En tout état de cause, au fil des travaux, la tour a fini par apparaître à nombre d’observateurs comme un évènement raté, les dix derniers étages qui seront supposément ouverts au public peinant à faire oublier les étages, de 80 à 109, destinés à un hôtel super luxe de sept étoiles. L’image du groupe en fut soudain altérée et, bien que la tour ne soit pas encore terminée – elle ne sera livrée qu’en 2016 – il était devenu impérieux pour le groupe de réagir et de réaffirmer, au moins publiquement, sa bienveillance et son attachement à la nation.
Comment faire pour éviter que chaque photo, chaque prise de vue de la tour en construction, ne la fasse apparaître pour ce qu’elle est : la déclaration, quasi phallique pour le coup, de puissance et de contrôle d’une ‘world’ entreprise privée ?
C’est là qu’interviennent les jeunes femmes, délibérément jolies et sexy, car elles permettent de dévier le regard et ainsi de désamorcer l’arrogance de l’ouvrage. En effet, le spectateur voit d’abord les filles, puisqu’elles sont le focus de l’image, et ensuite seulement, après l’agréable sensation induite à la vue de cette jeunesse vigoureuse et patriotique, la tour. Le message, fort de menace, passe quand même – ‘nous sommes puissants’ – mais il s’en trouve adouci, apaisé, ‘paternalisé’. Se voir taxé de sexisme est ici le moindre des maux.
Alors pourquoi ne pas avoir mis deux filles et deux garçons ? Sans doute les cadres machos de la boutique auraient trouvé ridicule de faire sautiller des garçons dans le drapeau mais, surtout, ces femmes drapées sont une évocation d’un mouvement né en 2002 pendant la coupe du monde de foot en Corée et au Japon.
C’est en effet lors de cette compétition que de jeunes coréennes commencèrent à s’habiller avec le drapeau et s’afficher au stade, de plus en plus nombreuses au fil des matches de l’équipe nationale.
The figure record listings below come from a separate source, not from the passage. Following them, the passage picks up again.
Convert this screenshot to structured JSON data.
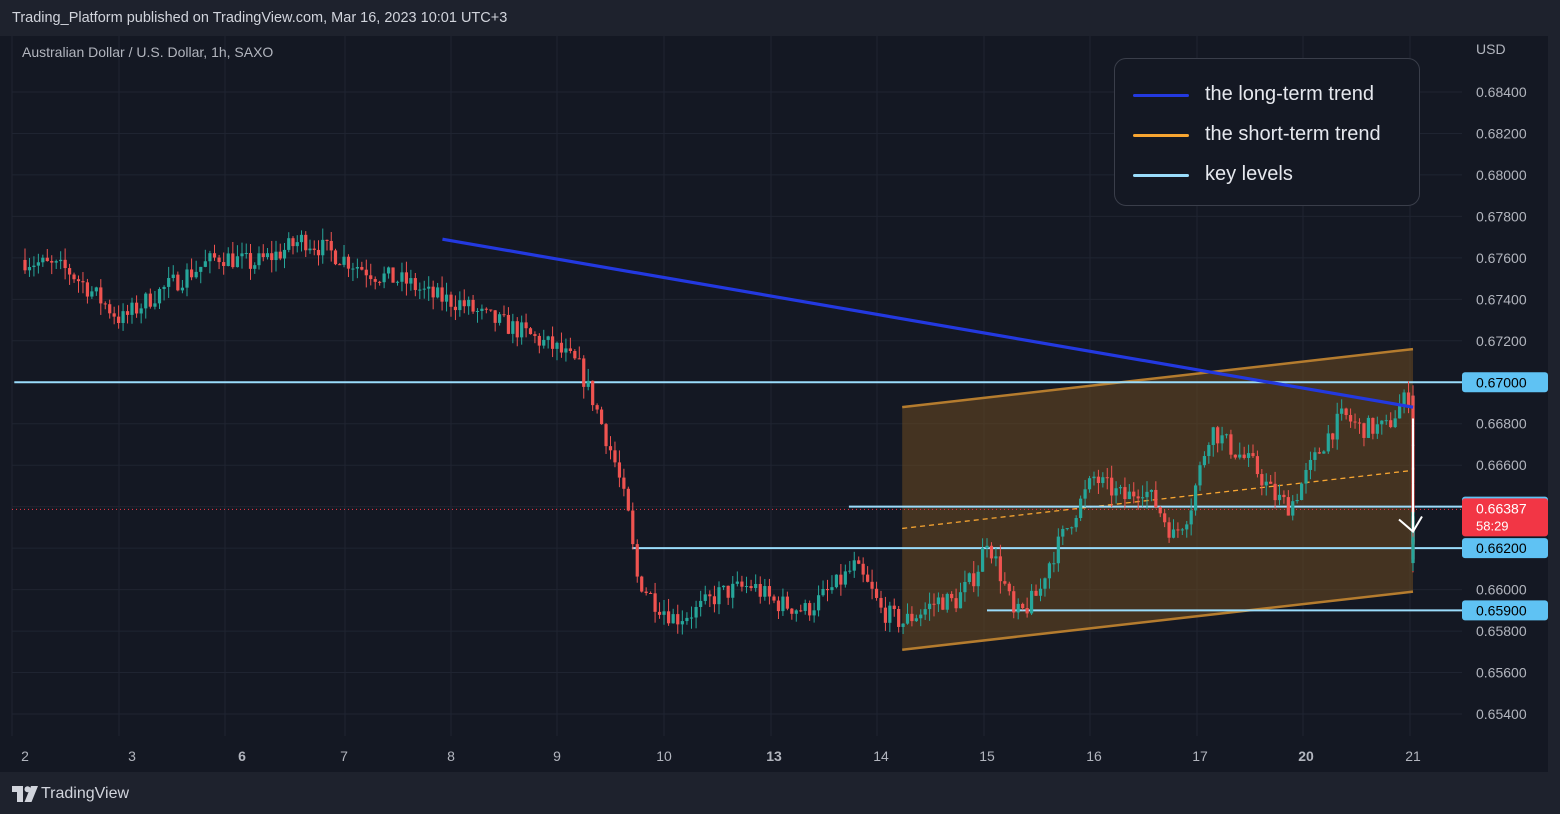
{
  "header": {
    "published_text": "Trading_Platform published on TradingView.com, Mar 16, 2023 10:01 UTC+3"
  },
  "footer": {
    "brand": "TradingView"
  },
  "colors": {
    "background": "#141823",
    "frame": "#1e222d",
    "up_candle": "#26a69a",
    "down_candle": "#ef5350",
    "long_term_trend": "#2339e0",
    "short_term_trend": "#f7a531",
    "key_levels": "#9adcfb",
    "channel_fill": "#6b4a20",
    "channel_border": "#b57c2e",
    "price_tag_key": "#5fc2f3",
    "price_tag_current": "#f23645",
    "arrow": "#ffffff"
  },
  "chart_data": {
    "type": "candlestick",
    "symbol_line": "Australian Dollar / U.S. Dollar, 1h, SAXO",
    "currency": "USD",
    "interval": "1h",
    "ylim": [
      0.653,
      0.6857
    ],
    "y_ticks": [
      "0.68400",
      "0.68200",
      "0.68000",
      "0.67800",
      "0.67600",
      "0.67400",
      "0.67200",
      "0.66800",
      "0.66600",
      "0.66000",
      "0.65800",
      "0.65600",
      "0.65400"
    ],
    "x_ticks": [
      {
        "label": "2",
        "bold": false
      },
      {
        "label": "3",
        "bold": false
      },
      {
        "label": "6",
        "bold": true
      },
      {
        "label": "7",
        "bold": false
      },
      {
        "label": "8",
        "bold": false
      },
      {
        "label": "9",
        "bold": false
      },
      {
        "label": "10",
        "bold": false
      },
      {
        "label": "13",
        "bold": true
      },
      {
        "label": "14",
        "bold": false
      },
      {
        "label": "15",
        "bold": false
      },
      {
        "label": "16",
        "bold": false
      },
      {
        "label": "17",
        "bold": false
      },
      {
        "label": "20",
        "bold": true
      },
      {
        "label": "21",
        "bold": false
      }
    ],
    "price_path": [
      [
        2.0,
        0.6759
      ],
      [
        2.4,
        0.6754
      ],
      [
        2.6,
        0.6745
      ],
      [
        2.9,
        0.673
      ],
      [
        3.0,
        0.6734
      ],
      [
        3.2,
        0.6742
      ],
      [
        3.5,
        0.6752
      ],
      [
        3.8,
        0.6761
      ],
      [
        4.1,
        0.6757
      ],
      [
        4.35,
        0.6762
      ],
      [
        4.6,
        0.6769
      ],
      [
        4.9,
        0.6762
      ],
      [
        5.3,
        0.6752
      ],
      [
        5.6,
        0.6748
      ],
      [
        5.8,
        0.6742
      ],
      [
        6.1,
        0.6738
      ],
      [
        6.3,
        0.6732
      ],
      [
        6.6,
        0.6726
      ],
      [
        7.0,
        0.6716
      ],
      [
        7.2,
        0.6708
      ],
      [
        7.35,
        0.669
      ],
      [
        7.55,
        0.666
      ],
      [
        7.7,
        0.6628
      ],
      [
        7.72,
        0.6608
      ],
      [
        7.9,
        0.6595
      ],
      [
        8.1,
        0.6586
      ],
      [
        8.3,
        0.659
      ],
      [
        8.5,
        0.6598
      ],
      [
        8.8,
        0.6602
      ],
      [
        9.0,
        0.6594
      ],
      [
        9.3,
        0.659
      ],
      [
        9.4,
        0.6594
      ],
      [
        9.6,
        0.6603
      ],
      [
        9.75,
        0.6611
      ],
      [
        9.9,
        0.66
      ],
      [
        10.0,
        0.659
      ],
      [
        10.2,
        0.6584
      ],
      [
        10.4,
        0.659
      ],
      [
        10.55,
        0.6595
      ],
      [
        10.7,
        0.6594
      ],
      [
        10.9,
        0.6608
      ],
      [
        11.0,
        0.6625
      ],
      [
        11.05,
        0.6618
      ],
      [
        11.2,
        0.6597
      ],
      [
        11.25,
        0.6587
      ],
      [
        11.35,
        0.659
      ],
      [
        11.5,
        0.66
      ],
      [
        11.55,
        0.661
      ],
      [
        11.65,
        0.662
      ],
      [
        11.75,
        0.663
      ],
      [
        11.85,
        0.664
      ],
      [
        12.0,
        0.6654
      ],
      [
        12.1,
        0.665
      ],
      [
        12.3,
        0.6644
      ],
      [
        12.45,
        0.665
      ],
      [
        12.6,
        0.664
      ],
      [
        12.75,
        0.6626
      ],
      [
        12.9,
        0.6638
      ],
      [
        13.0,
        0.6658
      ],
      [
        13.1,
        0.6678
      ],
      [
        13.3,
        0.6668
      ],
      [
        13.5,
        0.666
      ],
      [
        13.7,
        0.6645
      ],
      [
        13.85,
        0.664
      ],
      [
        14.0,
        0.6655
      ],
      [
        14.2,
        0.6674
      ],
      [
        14.35,
        0.6684
      ],
      [
        14.5,
        0.6678
      ],
      [
        14.75,
        0.6678
      ],
      [
        14.9,
        0.669
      ],
      [
        15.0,
        0.6696
      ],
      [
        15.1,
        0.6688
      ],
      [
        15.2,
        0.6673
      ],
      [
        15.3,
        0.666
      ],
      [
        15.4,
        0.6644
      ],
      [
        15.6,
        0.6624
      ],
      [
        15.7,
        0.6616
      ],
      [
        15.75,
        0.6612
      ],
      [
        15.85,
        0.6618
      ],
      [
        16.0,
        0.6625
      ],
      [
        16.2,
        0.6628
      ],
      [
        16.35,
        0.6633
      ],
      [
        16.45,
        0.6637
      ],
      [
        16.5,
        0.66387
      ]
    ],
    "current_price": "0.66387",
    "countdown": "58:29",
    "key_levels": [
      {
        "price": 0.67,
        "label": "0.67000",
        "start_x": 1.9
      },
      {
        "price": 0.664,
        "label": "0.66400",
        "start_x": 9.7
      },
      {
        "price": 0.662,
        "label": "0.66200",
        "start_x": 7.7
      },
      {
        "price": 0.659,
        "label": "0.65900",
        "start_x": 11.0
      }
    ],
    "long_term_trend": {
      "start": [
        5.92,
        0.6769
      ],
      "end": [
        17.1,
        0.6688
      ]
    },
    "channel": {
      "upper_start": [
        10.2,
        0.6688
      ],
      "upper_end": [
        17.1,
        0.6716
      ],
      "lower_start": [
        10.2,
        0.6571
      ],
      "lower_end": [
        17.1,
        0.6599
      ],
      "midline_start": [
        10.2,
        0.66295
      ],
      "midline_end": [
        17.1,
        0.66575
      ]
    },
    "projection_arrow": [
      [
        16.5,
        0.66425
      ],
      [
        16.8,
        0.66825
      ],
      [
        17.05,
        0.6628
      ]
    ],
    "legend": [
      {
        "label": "the long-term trend",
        "color": "#2339e0"
      },
      {
        "label": "the short-term trend",
        "color": "#f7a531"
      },
      {
        "label": "key levels",
        "color": "#9adcfb"
      }
    ]
  }
}
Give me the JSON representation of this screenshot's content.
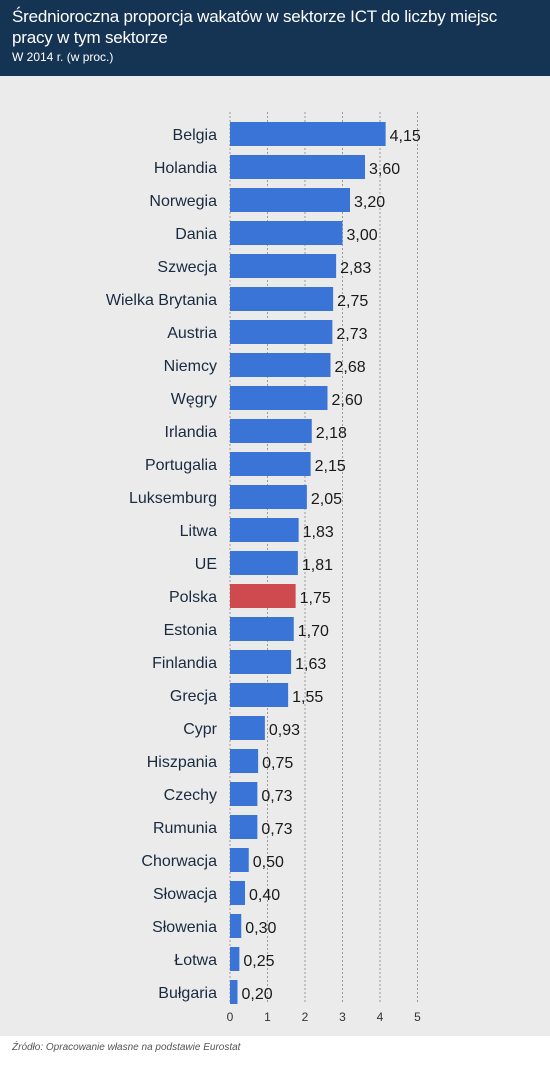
{
  "header": {
    "title": "Średnioroczna proporcja wakatów w sektorze ICT do liczby miejsc pracy w tym sektorze",
    "subtitle": "W 2014 r. (w proc.)"
  },
  "footer": {
    "source": "Źródło: Opracowanie własne na podstawie Eurostat"
  },
  "chart_data": {
    "type": "bar",
    "orientation": "horizontal",
    "title": "Średnioroczna proporcja wakatów w sektorze ICT do liczby miejsc pracy w tym sektorze",
    "subtitle": "W 2014 r. (w proc.)",
    "categories": [
      "Belgia",
      "Holandia",
      "Norwegia",
      "Dania",
      "Szwecja",
      "Wielka Brytania",
      "Austria",
      "Niemcy",
      "Węgry",
      "Irlandia",
      "Portugalia",
      "Luksemburg",
      "Litwa",
      "UE",
      "Polska",
      "Estonia",
      "Finlandia",
      "Grecja",
      "Cypr",
      "Hiszpania",
      "Czechy",
      "Rumunia",
      "Chorwacja",
      "Słowacja",
      "Słowenia",
      "Łotwa",
      "Bułgaria"
    ],
    "values": [
      4.15,
      3.6,
      3.2,
      3.0,
      2.83,
      2.75,
      2.73,
      2.68,
      2.6,
      2.18,
      2.15,
      2.05,
      1.83,
      1.81,
      1.75,
      1.7,
      1.63,
      1.55,
      0.93,
      0.75,
      0.73,
      0.73,
      0.5,
      0.4,
      0.3,
      0.25,
      0.2
    ],
    "value_labels": [
      "4,15",
      "3,60",
      "3,20",
      "3,00",
      "2,83",
      "2,75",
      "2,73",
      "2,68",
      "2,60",
      "2,18",
      "2,15",
      "2,05",
      "1,83",
      "1,81",
      "1,75",
      "1,70",
      "1,63",
      "1,55",
      "0,93",
      "0,75",
      "0,73",
      "0,73",
      "0,50",
      "0,40",
      "0,30",
      "0,25",
      "0,20"
    ],
    "highlight": "Polska",
    "xticks": [
      0,
      1,
      2,
      3,
      4,
      5
    ],
    "xlim": [
      0,
      5
    ],
    "grid": true,
    "colors": {
      "bar": "#3a74d6",
      "highlight": "#cf4a4f",
      "header": "#153454",
      "background": "#ebebeb",
      "label": "#1a2a3f",
      "grid": "#9a9a9a"
    }
  }
}
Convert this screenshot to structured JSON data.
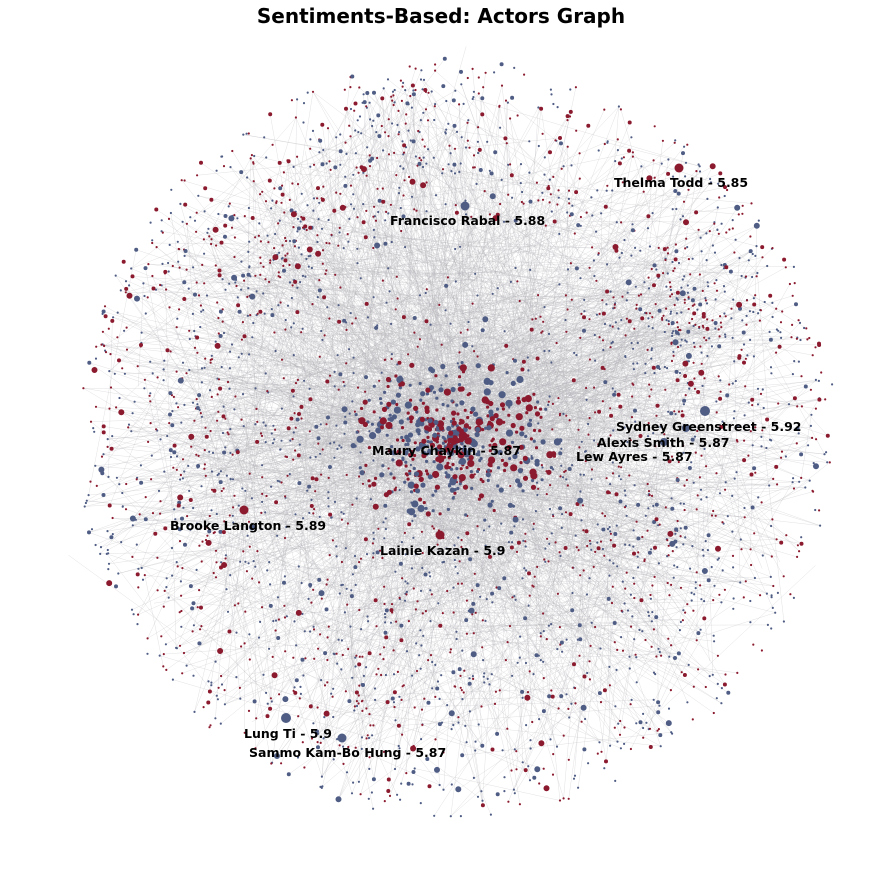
{
  "title": "Sentiments-Based: Actors Graph",
  "colors": {
    "background": "#ffffff",
    "edge": "#b4b4b8",
    "node_red": "#8b1a2e",
    "node_blue": "#4f5d85",
    "label": "#000000"
  },
  "labeled_nodes": [
    {
      "id": "thelma-todd",
      "label": "Thelma Todd - 5.85",
      "color": "red"
    },
    {
      "id": "francisco-rabal",
      "label": "Francisco Rabal - 5.88",
      "color": "blue"
    },
    {
      "id": "sydney-greenstreet",
      "label": "Sydney Greenstreet - 5.92",
      "color": "blue"
    },
    {
      "id": "alexis-smith",
      "label": "Alexis Smith - 5.87",
      "color": "blue"
    },
    {
      "id": "lew-ayres",
      "label": "Lew Ayres - 5.87",
      "color": "blue"
    },
    {
      "id": "maury-chaykin",
      "label": "Maury Chaykin - 5.87",
      "color": "red"
    },
    {
      "id": "brooke-langton",
      "label": "Brooke Langton - 5.89",
      "color": "red"
    },
    {
      "id": "lainie-kazan",
      "label": "Lainie Kazan - 5.9",
      "color": "red"
    },
    {
      "id": "lung-ti",
      "label": "Lung Ti - 5.9",
      "color": "blue"
    },
    {
      "id": "sammo-kam-bo-hung",
      "label": "Sammo Kam-Bo Hung - 5.87",
      "color": "blue"
    }
  ]
}
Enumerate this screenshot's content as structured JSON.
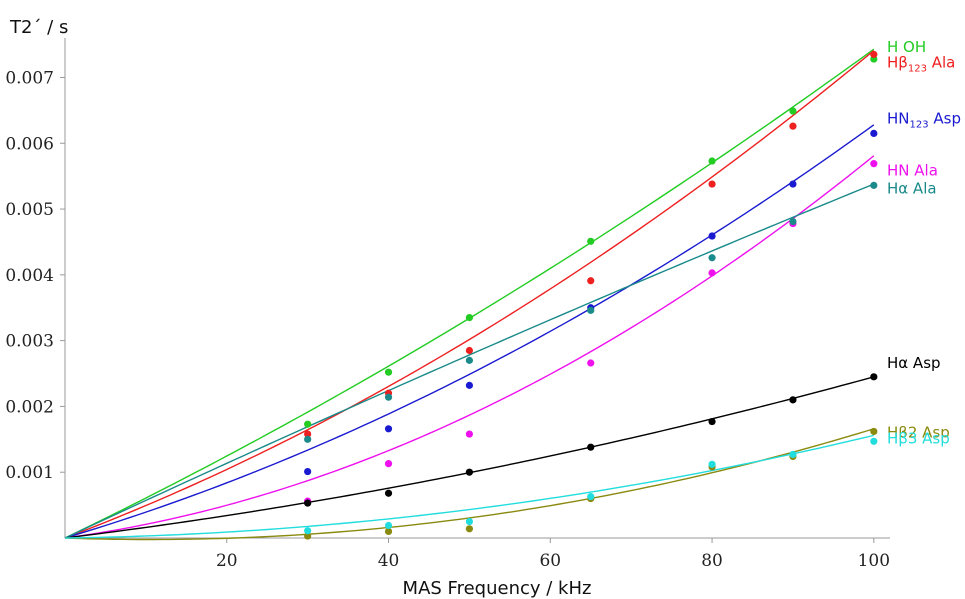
{
  "chart_data": {
    "type": "scatter",
    "xlabel": "MAS Frequency / kHz",
    "ylabel": "T2´ / s",
    "xlim": [
      0,
      102
    ],
    "ylim": [
      0,
      0.0076
    ],
    "x_ticks": [
      20,
      40,
      60,
      80,
      100
    ],
    "y_ticks": [
      0.001,
      0.002,
      0.003,
      0.004,
      0.005,
      0.006,
      0.007
    ],
    "x_tick_labels": [
      "20",
      "40",
      "60",
      "80",
      "100"
    ],
    "y_tick_labels": [
      "0.001",
      "0.002",
      "0.003",
      "0.004",
      "0.005",
      "0.006",
      "0.007"
    ],
    "x": [
      30,
      40,
      50,
      65,
      80,
      90,
      100
    ],
    "grid": false,
    "legend_placement": "right, inline labels",
    "series": [
      {
        "name": "H OH",
        "label_main": "H OH",
        "label_sub": "",
        "label_suffix": "",
        "color": "#22cc22",
        "values": [
          0.00173,
          0.00252,
          0.00335,
          0.00451,
          0.00573,
          0.00649,
          0.00728
        ],
        "fit": [
          0.0,
          5.93e-05,
          1.5e-07
        ]
      },
      {
        "name": "Hβ123 Ala",
        "label_main": "Hβ",
        "label_sub": "123",
        "label_suffix": " Ala",
        "color": "#ee2020",
        "values": [
          0.00158,
          0.0022,
          0.00285,
          0.00391,
          0.00538,
          0.00626,
          0.00735
        ],
        "fit": [
          0.0,
          4.66e-05,
          2.75e-07
        ]
      },
      {
        "name": "HN123 Asp",
        "label_main": "HN",
        "label_sub": "123",
        "label_suffix": " Asp",
        "color": "#1a1ad0",
        "values": [
          0.00101,
          0.00166,
          0.00232,
          0.0035,
          0.00459,
          0.00538,
          0.00615
        ],
        "fit": [
          0.0,
          3.67e-05,
          2.61e-07
        ]
      },
      {
        "name": "HN Ala",
        "label_main": "HN Ala",
        "label_sub": "",
        "label_suffix": "",
        "color": "#ee11ee",
        "values": [
          0.00056,
          0.00113,
          0.00158,
          0.00266,
          0.00403,
          0.00478,
          0.00569
        ],
        "fit": [
          0.0,
          1.66e-05,
          4.15e-07
        ]
      },
      {
        "name": "Hα Ala",
        "label_main": "Hα Ala",
        "label_sub": "",
        "label_suffix": "",
        "color": "#1a8a8a",
        "values": [
          0.0015,
          0.00214,
          0.0027,
          0.00346,
          0.00426,
          0.00481,
          0.00536
        ],
        "fit": [
          0.0,
          5.75e-05,
          -3.7e-08
        ]
      },
      {
        "name": "Hα Asp",
        "label_main": "Hα Asp",
        "label_sub": "",
        "label_suffix": "",
        "color": "#000000",
        "values": [
          0.00053,
          0.00068,
          0.001,
          0.00138,
          0.00177,
          0.0021,
          0.00245
        ],
        "fit": [
          0.0,
          1.52e-05,
          9.3e-08
        ]
      },
      {
        "name": "Hβ2 Asp",
        "label_main": "Hβ2 Asp",
        "label_sub": "",
        "label_suffix": "",
        "color": "#8a8a10",
        "values": [
          3e-05,
          0.0001,
          0.00014,
          0.0006,
          0.00108,
          0.00124,
          0.00162
        ],
        "fit": [
          0.0,
          -4.4e-06,
          2.1e-07
        ]
      },
      {
        "name": "Hβ3 Asp",
        "label_main": "Hβ3 Asp",
        "label_sub": "",
        "label_suffix": "",
        "color": "#22dddd",
        "values": [
          0.00011,
          0.00019,
          0.00025,
          0.00063,
          0.00112,
          0.00127,
          0.00147
        ],
        "fit": [
          0.0,
          1.7e-06,
          1.39e-07
        ]
      }
    ]
  }
}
C’est donc à cet épisode, qui n’a laissé que de bons souvenirs et auquel le Group Lotte a bien évidemment contribué – une façon aussi de rappeler ce qu’on lui doit-, que fait référence cette image, l’idée étant de mettre en exergue ce ‘patriotisme spontané’. Plus le drapeau géant sur la tour et voilà le Lotte Group qui renouvelle son allégeance à peu de frais. De quoi rassurer la populace et calmer les grincheux ?
Objectification sexuelle à fin de marketing patriotique et politique … cette image remplit donc tout à fait la fonction pour laquelle elle a été élaborée. Et l’aveu accessoire de sexisme n’était de toute façon sans doute pas fait pour déplaire aux vieux bougres du conseil d’administration.